There is a small rectangle of information sewn into most garments. A country name. A fiber content percentage. A row of care symbols that are, for most of us, more decoration than instruction.
The country name is the one that carries weight. Made in Portugal. Made in Bangladesh. Made in Italy. We use it as a proxy for quality, for ethics, for something harder to name. A feeling of provenance. But the label tells a narrower story than we usually assume, and that gap is worth sitting with.
A Customs Classification, Not a Biography
In most countries, the country of origin on a garment label refers to where it underwent its last substantial transformation, typically where it was cut and sewn into its final form. It is a trade regulation more than a biography. A pair of trousers sewn in Portugal from fabric woven in Turkey, dyed in Vietnam, from cotton grown in India is, legally, Portuguese.
This is not a loophole. It is simply how customs rules were written, and for purposes of tariffs and trade declarations, it is a workable simplification. But the “Made in” label was never designed to tell the full story of a garment’s journey. We have borrowed it for that purpose, and the fit has always been imperfect.
The Distance Between Fabric and Factory
The supply chain for a single garment can cross six or seven countries before it reaches a shop floor. Raw fiber is grown in one place, spun into yarn in another, woven or knitted into fabric in a third, dyed and finished in a fourth, cut and assembled in a fifth. Each stage carries its own labor conditions, environmental standards, and quality practices. None of them appear on the label.
This is not a small omission. Fabric dyeing is one of the most water-intensive and chemically demanding stages in textile production. Labor conditions in spinning mills have historically received less scrutiny than those in garment factories, partly because they sit earlier in the chain and are harder to trace. The “Made in” country captures the final visible step in a process that began much earlier, often in places we know very little about.
For a consumer holding a garment in a shop, that label is doing a great deal of interpretive work on the basis of very little information.
Why Some Country Names Carry More Weight
There is a reason certain country-of-origin labels feel different from others. “Made in Italy” is a genuine marker in some categories, particularly leather goods, knitwear, and tailoring, where craft traditions run deep and production practices are more closely associated with quality. That association is not invented. But the designation has also been stretched. Italian law permits garments assembled in Italy by migrant workers, sometimes in difficult conditions, to carry the label. The label does not distinguish between the two. It cannot, by design.
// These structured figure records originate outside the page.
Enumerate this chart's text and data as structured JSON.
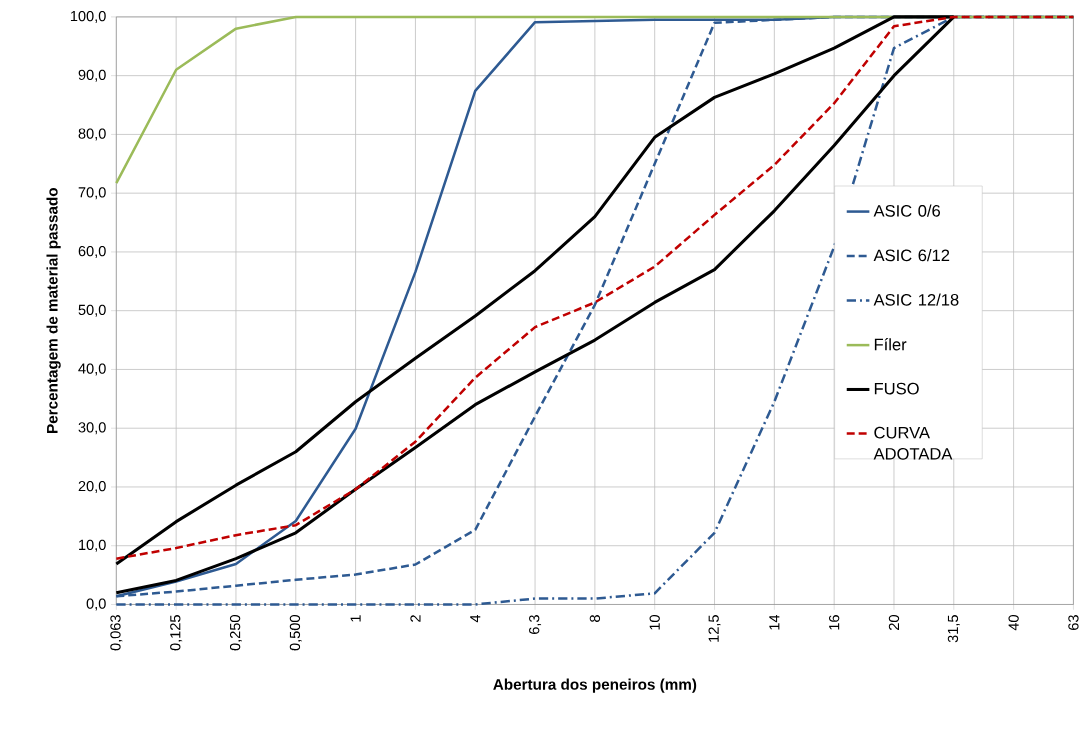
{
  "chart_data": {
    "type": "line",
    "xlabel": "Abertura dos peneiros (mm)",
    "ylabel": "Percentagem de material passado",
    "categories": [
      "0,063",
      "0,125",
      "0,250",
      "0,500",
      "1",
      "2",
      "4",
      "6,3",
      "8",
      "10",
      "12,5",
      "14",
      "16",
      "20",
      "31,5",
      "40",
      "63"
    ],
    "ylim": [
      0,
      100
    ],
    "yticks": [
      {
        "value": 0,
        "label": "0,0"
      },
      {
        "value": 10,
        "label": "10,0"
      },
      {
        "value": 20,
        "label": "20,0"
      },
      {
        "value": 30,
        "label": "30,0"
      },
      {
        "value": 40,
        "label": "40,0"
      },
      {
        "value": 50,
        "label": "50,0"
      },
      {
        "value": 60,
        "label": "60,0"
      },
      {
        "value": 70,
        "label": "70,0"
      },
      {
        "value": 80,
        "label": "80,0"
      },
      {
        "value": 90,
        "label": "90,0"
      },
      {
        "value": 100,
        "label": "100,0"
      }
    ],
    "grid": true,
    "legend": "right",
    "marker": "none",
    "series": [
      {
        "name": "ASIC 0/6",
        "color": "#2e5a92",
        "line_style": "solid",
        "values": [
          1.4,
          3.9,
          6.9,
          14.2,
          29.9,
          56.6,
          87.4,
          99.1,
          99.3,
          99.5,
          99.5,
          99.5,
          100,
          100,
          100,
          100,
          100
        ]
      },
      {
        "name": "ASIC 6/12",
        "color": "#2e5a92",
        "line_style": "dashed",
        "values": [
          1.4,
          2.2,
          3.2,
          4.2,
          5.1,
          6.8,
          12.7,
          32,
          51,
          75,
          99,
          99.5,
          100,
          100,
          100,
          100,
          100
        ]
      },
      {
        "name": "ASIC 12/18",
        "color": "#2e5a92",
        "line_style": "dashdot",
        "values": [
          0,
          0,
          0,
          0,
          0,
          0,
          0,
          1.0,
          1.0,
          1.9,
          12.2,
          34.5,
          60.9,
          94.7,
          100,
          100,
          100
        ]
      },
      {
        "name": "Fíler",
        "color": "#9bbb59",
        "line_style": "solid",
        "values": [
          71.7,
          91,
          98,
          100,
          100,
          100,
          100,
          100,
          100,
          100,
          100,
          100,
          100,
          100,
          100,
          100,
          100
        ]
      },
      {
        "name": "FUSO",
        "color": "#000000",
        "line_style": "solid",
        "values": [
          2.0,
          4.1,
          7.8,
          12.2,
          19.6,
          26.7,
          34,
          39.6,
          45,
          51.4,
          57,
          67,
          78.1,
          90,
          100,
          null,
          null
        ]
      },
      {
        "color": "#000000",
        "line_style": "solid",
        "values": [
          6.9,
          14.1,
          20.3,
          26.0,
          34.5,
          41.9,
          49.1,
          56.8,
          66,
          79.5,
          86.3,
          90.3,
          94.7,
          100,
          100,
          null,
          null
        ]
      },
      {
        "name": "CURVA ADOTADA",
        "color": "#c00000",
        "line_style": "dashed",
        "values": [
          7.8,
          9.6,
          11.8,
          13.5,
          19.6,
          27.7,
          38.6,
          47.2,
          51.4,
          57.5,
          66.3,
          74.8,
          85.3,
          98.4,
          100,
          100,
          100
        ]
      }
    ]
  }
}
The same pattern holds in the other direction. “Made in Bangladesh” has come to carry associations with low cost and poor conditions that are, at the very least, incomplete. Following the Rana Plaza collapse in 2013, Bangladesh’s garment industry became one of the most scrutinised in the world. Many factories there are now LEED-certified and regularly audited by international brands. The problem was never primarily geography. It was the pressure placed on factories to produce cheaply and quickly, regardless of where they were located.
Country-of-origin signals are shaped as much by perception as by practice. And perception tends to focus on the parts of the supply chain we have already decided to look at.
The Questions the Label Cannot Answer
If the “Made in” label is a starting point rather than a verdict, the more useful questions are usually harder to answer from a tag alone. Does the brand publish its factory list? Is there a supply chain map that shows where fabric was sourced, not just where the garment was assembled? Are there certifications covering fiber production specifically, rather than only the finished product?
Some brands are beginning to answer these questions without being asked. Traceability is slowly becoming an expectation rather than a differentiator, driven partly by legislation such as France’s Loi de vigilance and the EU’s Corporate Sustainability Due Diligence Directive, which require companies to map and take responsibility for their supply chains to a meaningful depth. For now, though, most garment labels still tell us only the final chapter of a longer story.
That story does not have a simple moral. Some high-quality goods are made in countries we associate with exploitation. Some deeply flawed supply chains run through countries we associate with craftsmanship. The country name is a single data point in a system with many more variables.
A Starting Point, Nothing More
There is a version of sustainable fashion advice that treats the “Made in” label as a reliable shortcut, a way of feeling confident in a purchase without looking too deeply. That confidence is understandable. Reading supply chains is genuinely difficult, and most of the information needed to do it well is not publicly available.
What the label can do is prompt a question. Where did the fabric come from? What do I actually know about how this was made? Not as a consumer checklist, but as a form of curiosity that, practiced gently over time, changes what you notice and what you reach for.